Open Source GPT Projects
GPT, or generative pre-trained transformer, describes a family of language models that predict and generate text using patterns learned from large datasets. GPT-based systems can draft and summarize content, answer questions, translate text, and support conversational interfaces. They help automate language tasks and make it possible to build applications that work with natural-language input and output.
Open source tools in this area include model implementations and checkpoints, fine-tuning and evaluation utilities, inference servers, and frameworks for building applications around models. When choosing one, consider its license, model requirements, maintenance activity, performance, and compatibility with your data, hardware, and deployment environment. These tools are useful to developers, researchers, and organizations that want to experiment with language models or integrate text generation into their own systems.
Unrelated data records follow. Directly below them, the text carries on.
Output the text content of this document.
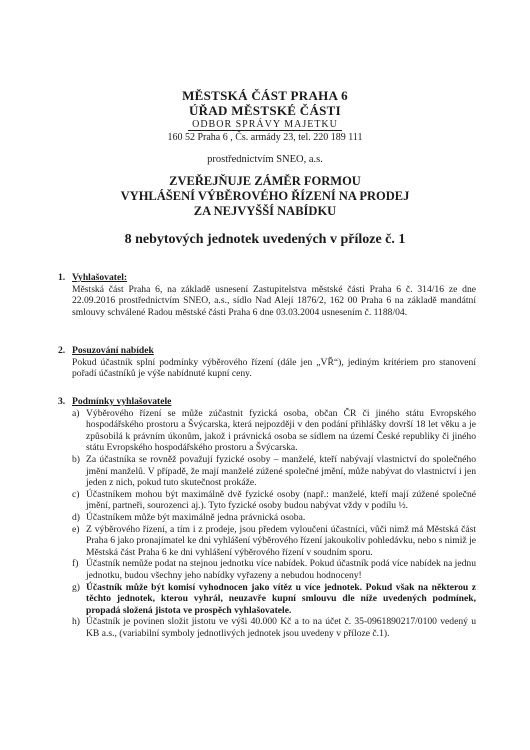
MĚSTSKÁ ČÁST PRAHA 6
ÚŘAD MĚSTSKÉ ČÁSTI
ODBOR SPRÁVY MAJETKU
160 52 Praha 6 , Čs. armády 23, tel. 220 189 111
prostřednictvím SNEO, a.s.
ZVEŘEJŇUJE ZÁMĚR FORMOU
VYHLÁŠENÍ VÝBĚROVÉHO ŘÍZENÍ NA PRODEJ
ZA NEJVYŠŠÍ NABÍDKU
8 nebytových jednotek uvedených v příloze č. 1
1. Vyhlašovatel:
Městská část Praha 6, na základě usnesení Zastupitelstva městské části Praha 6 č. 314/16 ze dne 22.09.2016 prostřednictvím SNEO, a.s., sídlo Nad Alejí 1876/2, 162 00 Praha 6 na základě mandátní smlouvy schválené Radou městské části Praha 6 dne 03.03.2004 usnesením č. 1188/04.
2. Posuzování nabídek
Pokud účastník splní podmínky výběrového řízení (dále jen „VŘ“), jediným kritériem pro stanovení pořadí účastníků je výše nabídnuté kupní ceny.
3. Podmínky vyhlašovatele
a) Výběrového řízení se může zúčastnit fyzická osoba, občan ČR či jiného státu Evropského hospodářského prostoru a Švýcarska, která nejpozději v den podání přihlášky dovrší 18 let věku a je způsobilá k právním úkonům, jakož i právnická osoba se sídlem na území České republiky či jiného státu Evropského hospodářského prostoru a Švýcarska.
b) Za účastníka se rovněž považují fyzické osoby – manželé, kteří nabývají vlastnictví do společného jmění manželů. V případě, že mají manželé zúžené společné jmění, může nabývat do vlastnictví i jen jeden z nich, pokud tuto skutečnost prokáže.
c) Účastníkem mohou být maximálně dvě fyzické osoby (např.: manželé, kteří mají zúžené společné jmění, partneři, sourozenci aj.). Tyto fyzické osoby budou nabývat vždy v podílu ½.
d) Účastníkem může být maximálně jedna právnická osoba.
e) Z výběrového řízení, a tím i z prodeje, jsou předem vyloučeni účastníci, vůči nimž má Městská část Praha 6 jako pronajímatel ke dni vyhlášení výběrového řízení jakoukoliv pohledávku, nebo s nimiž je Městská část Praha 6 ke dni vyhlášení výběrového řízení v soudním sporu.
f) Účastník nemůže podat na stejnou jednotku více nabídek. Pokud účastník podá více nabídek na jednu jednotku, budou všechny jeho nabídky vyřazeny a nebudou hodnoceny!
g) Účastník může být komisí vyhodnocen jako vítěz u více jednotek. Pokud však na některou z těchto jednotek, kterou vyhrál, neuzavře kupní smlouvu dle níže uvedených podmínek, propadá složená jistota ve prospěch vyhlašovatele.
h) Účastník je povinen složit jistotu ve výši 40.000 Kč a to na účet č. 35-0961890217/0100 vedený u KB a.s., (variabilní symboly jednotlivých jednotek jsou uvedeny v příloze č.1).
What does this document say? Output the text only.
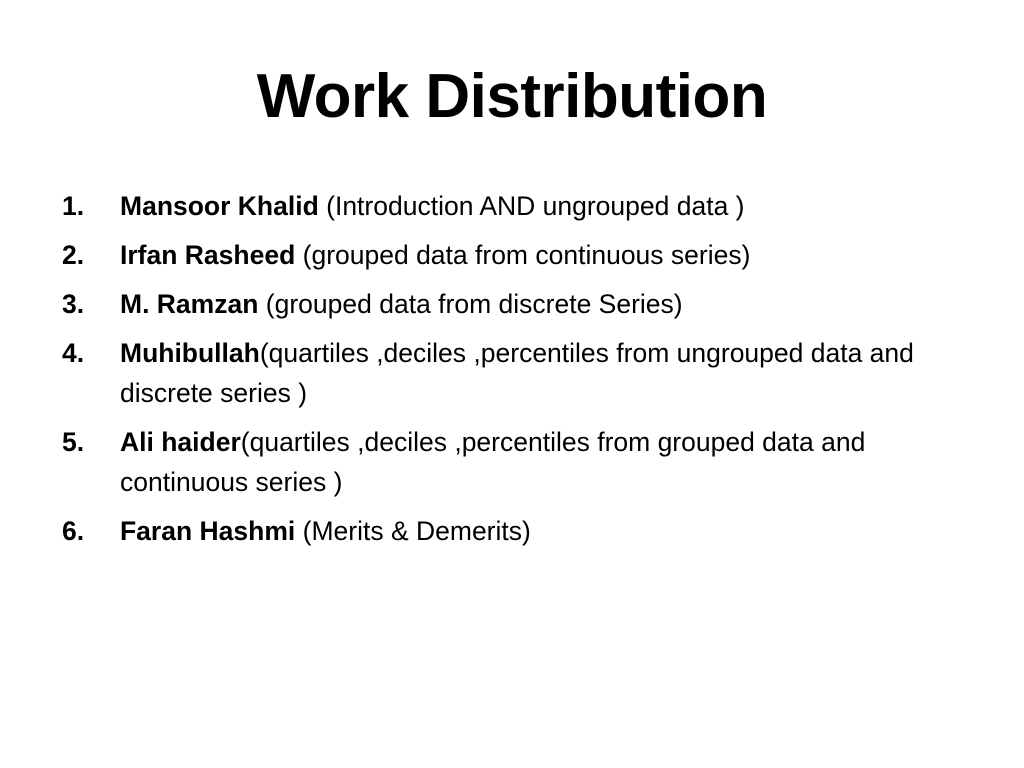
Work Distribution
1.	Mansoor Khalid (Introduction AND ungrouped data )
2.	Irfan Rasheed (grouped data from continuous series)
3.	M. Ramzan (grouped data from discrete Series)
4.	Muhibullah(quartiles ,deciles ,percentiles from ungrouped data and discrete series )
5.	Ali haider(quartiles ,deciles ,percentiles from grouped data and continuous series )
6.	Faran Hashmi (Merits & Demerits)
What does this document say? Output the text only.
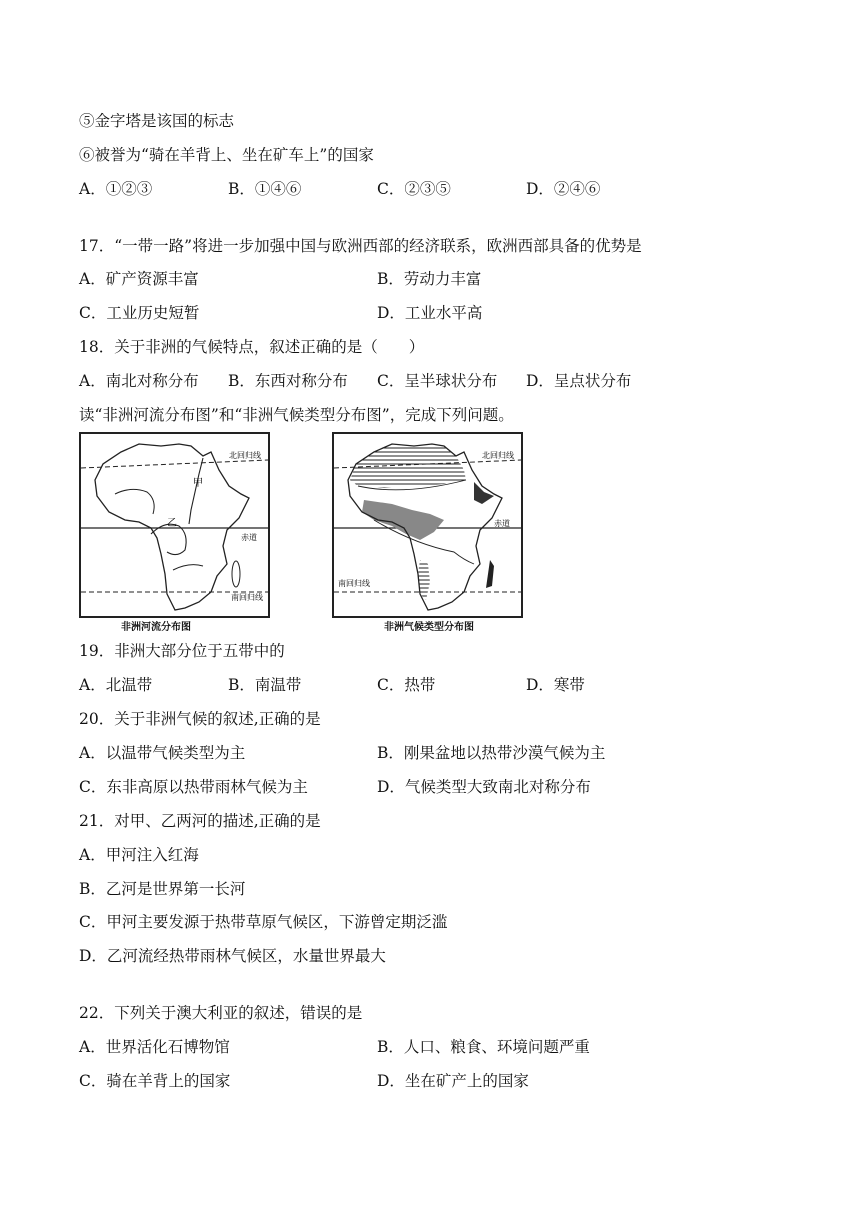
⑤金字塔是该国的标志
⑥被誉为“骑在羊背上、坐在矿车上”的国家
A．①②③	B．①④⑥	C．②③⑤	D．②④⑥
17．“一带一路”将进一步加强中国与欧洲西部的经济联系，欧洲西部具备的优势是
A．矿产资源丰富	B．劳动力丰富
C．工业历史短暂	D．工业水平高
18．关于非洲的气候特点，叙述正确的是（　　）
A．南北对称分布 B．东西对称分布 C．呈半球状分布 D．呈点状分布
读“非洲河流分布图”和“非洲气候类型分布图”，完成下列问题。
北回归线
甲
乙
赤道
南回归线
非洲河流分布图
北回归线
赤道
南回归线
非洲气候类型分布图
19．非洲大部分位于五带中的
A．北温带	B．南温带	C．热带	D．寒带
20．关于非洲气候的叙述,正确的是
A．以温带气候类型为主	B．刚果盆地以热带沙漠气候为主
C．东非高原以热带雨林气候为主	D．气候类型大致南北对称分布
21．对甲、乙两河的描述,正确的是
A．甲河注入红海
B．乙河是世界第一长河
C．甲河主要发源于热带草原气候区，下游曾定期泛滥
D．乙河流经热带雨林气候区，水量世界最大
22．下列关于澳大利亚的叙述，错误的是
A．世界活化石博物馆	B．人口、粮食、环境问题严重
C．骑在羊背上的国家	D．坐在矿产上的国家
3 repositories · updated March 1, 2026
Helicone: Open Source LLM Observability Platform and AI Gateway
Helicone is an open-source LLM observability platform and AI Gateway for AI engineers. It provides one-line code integration to monitor, evaluate, and experiment with large language models, offering features like cost tracking, prompt management, and intelligent routing. The platform supports a wide range of inference providers and frameworks, simplifying LLM development and deployment.

lagent: A Lightweight Framework for Building LLM-Based Agents
lagent is a lightweight, open-source framework developed by InternLM, designed for efficiently building large language model (LLM)-based agents. It provides a PyTorch-inspired design philosophy, making it intuitive for developers to create and manage multi-agent applications. This framework simplifies the process of agent communication, memory management, and tool integration.

GraphRAG: A Modular Graph-Based RAG System for LLM Discovery
GraphRAG, developed by Microsoft, is a powerful and modular graph-based Retrieval-Augmented Generation (RAG) system. It is designed to extract meaningful, structured data from unstructured text using Large Language Models (LLMs). This system enhances an LLM's ability to reason about private and narrative data by leveraging knowledge graph memory structures.